Budget 2015 contains a significant amount of tax expenditures, particularly for agri-business - I estimate that expenditure of approximately €30 million was announced yesterday by the Minister, Deputy Noonan - and other big business interests, which amounted to perhaps another €80 million, including the new knowledge development or patent box. Yet, other than preliminary headline figures for the cost of each new tax expenditure, we do not know the cumulative impact of tax expenditures on the public finances. For the past two decades of my membership of this House, the Minister and his predecessors have come to the House with a huge finance Bill mainly concerned with these tax expenditures, but we do not have any information or cost-benefit analysis on the cumulative impact of all of those expenditures. In fact, would we have had a budget deficit at all this year or last year or in any year since the crisis developed if we had not had such expenditures?

I welcome the proposed abolition of the "double Irish" tax arrangement, basically for the sake of our country's reputation. I also acknowledge the Government's commitment to retaining the 12.5% corporation tax rate. The Minister, Deputy Noonan, told me a few months ago that the average effective corporation tax rate was 10.7% or 10.9% since 2008, but I do not know what that means. What does it mean when we know that some huge companies are paying only 1% or 2%? Most of the citizens we represent would expect us to deliver a 12.5% tax rate. They pay the PAYE standard rate or 40% rate and the VAT rate, and they would expect corporations to pay the tax rate that this House has designated. We have always dodged that issue.

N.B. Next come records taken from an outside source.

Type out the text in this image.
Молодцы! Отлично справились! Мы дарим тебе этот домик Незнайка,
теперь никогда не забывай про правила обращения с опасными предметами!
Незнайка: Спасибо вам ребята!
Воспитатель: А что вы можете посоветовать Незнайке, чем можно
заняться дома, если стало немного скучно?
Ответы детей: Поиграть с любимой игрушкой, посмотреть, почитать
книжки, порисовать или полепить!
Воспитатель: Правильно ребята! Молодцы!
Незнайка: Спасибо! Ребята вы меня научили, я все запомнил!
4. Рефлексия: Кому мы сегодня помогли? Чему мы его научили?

In the budget submission I made last week to the Minister for Finance, Deputy Noonan, and the Minister for Public Expenditure and Reform, Deputy Howlin, I advocated two solidarity taxes to raise approximately €900 million. These were a new 48% income tax rate on individual incomes above €100,000, something I and a number of other Independent Deputies have proposed over the last few years, and a bank levy of at least €500 million, to continue through the years until the national debt-to-GDP ratio falls below 60%. Of course, there was never a chance of such a solidarity tax being introduced by a Fine-Gael-led Government, and neither Minister had much to say yesterday about banking.

I am delighted to have the opportunity to offer my comments. Yesterday, unfortunately, was not the end of austerity, but a missed opportunity by two Ministers who might well regret it when we are all on the hustings, perhaps next year.